3a. Fouille préventive du 5 chemin de la Planho : vue de la fouille en cours.

3a. Fouille préventive du 5 chemin de la Planho : vue de la fouille en cours.

N. Lebar, Inrap.

3b. Fouille préventive du 5 chemin de la Planho : Coupe nord-sud de la zone 1.

3b. Fouille préventive du 5 chemin de la Planho : Coupe nord-sud de la zone 1.

P. Lotti, C. Cantournet et S. Puech, Inrap.

3c. Fouille préventive du 5 chemin de la Planho : Plan des vestiges de la période 4 (75-40-30 av. n. è.).

3c. Fouille préventive du 5 chemin de la Planho : Plan des vestiges de la période 4 (75-40-30 av. n. è.).

P. Gardes et S. Puech, Inrap.

5La stratégie adoptée s’est inspirée des techniques classiques de la fouille urbaine. Cependant, les conditions d’intervention, dans un contexte d’habitat très dense et construit en matériaux périssables, où l’essentiel des données architecturales ne peuvent être que déduites d’éléments « en négatif » (trous de poteau, « fantômes de sablière »…) ou labiles, a imposé un aller et retour permanent entre lecture en plan et lecture en coupe. Afin de répondre à la complexité stratigraphique, la fouille a été organisée en secteurs, définis de prime abord par l’axe des murs d’un bâtiment antique recoupant toute la séquence. Priorité a été donnée à l’identification de sols ou de niveaux de circulation, ce qui n’a pas été une mince affaire en raison de l’ampleur des interférences stratigraphiques et de la nature même de ces sols, en terre battue ou simplement piétinés et souvent difficiles à distinguer des sédiments avoisinants. Par extension, les vestiges associés ont pu être calés : aménagements domestiques, ancrages de poteau, sablières… Une attention particulière a été accordée à l’articulation entre espaces bâtis et extérieurs, ces derniers étant bien entendu les plus difficiles à caractériser. Ce travail lent et minutieux a permis de minimiser le nombre de structures « flottantes » entre différentes phases ou sans contexte stratigraphique, la plupart de celles-ci se situant justement dans des cours ou jardins. Enfin, la reconnaissance des éléments d’urbanisme structurant l’occupation (rues et fossés de parcellaire), bien que tardive en raison des perturbations subies, a permis d’affiner la stratégie de fouille et de mieux définir ses priorités.

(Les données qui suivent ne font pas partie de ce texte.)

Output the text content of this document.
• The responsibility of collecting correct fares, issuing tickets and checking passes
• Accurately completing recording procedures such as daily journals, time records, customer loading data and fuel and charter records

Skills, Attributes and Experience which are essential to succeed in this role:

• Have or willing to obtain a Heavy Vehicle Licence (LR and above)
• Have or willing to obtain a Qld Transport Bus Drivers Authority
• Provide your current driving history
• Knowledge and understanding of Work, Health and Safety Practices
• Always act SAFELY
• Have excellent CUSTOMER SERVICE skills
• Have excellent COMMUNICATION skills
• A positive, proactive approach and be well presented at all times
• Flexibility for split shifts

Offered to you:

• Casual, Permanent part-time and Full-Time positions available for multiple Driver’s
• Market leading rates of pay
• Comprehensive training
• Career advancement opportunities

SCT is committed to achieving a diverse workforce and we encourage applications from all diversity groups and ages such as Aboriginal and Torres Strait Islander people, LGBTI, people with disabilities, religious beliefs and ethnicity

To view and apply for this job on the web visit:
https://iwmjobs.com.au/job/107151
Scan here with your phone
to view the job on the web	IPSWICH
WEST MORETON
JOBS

  • 5 En attendant les résultats d’un projet collectif de recherche (PCR) en cours, les deux fouilles réa (...)

6Même si des connections stratigraphiques nous ont sans doute échappé, la fouille a révélé l’essentiel de la dynamique d’occupation du secteur, voire le détail de l’évolution des espaces bâtis. Elle a mis en évidence 1 800 unités stratigraphiques et 650 structures, étagées sur un siècle et demi d’occupation. Tout un pan de l’occupation de l’agglomération s’est dévoilé : partie de la trame urbaine, détail de l’évolution des techniques architecturales, des activités dans ce secteur, du statut des habitants5.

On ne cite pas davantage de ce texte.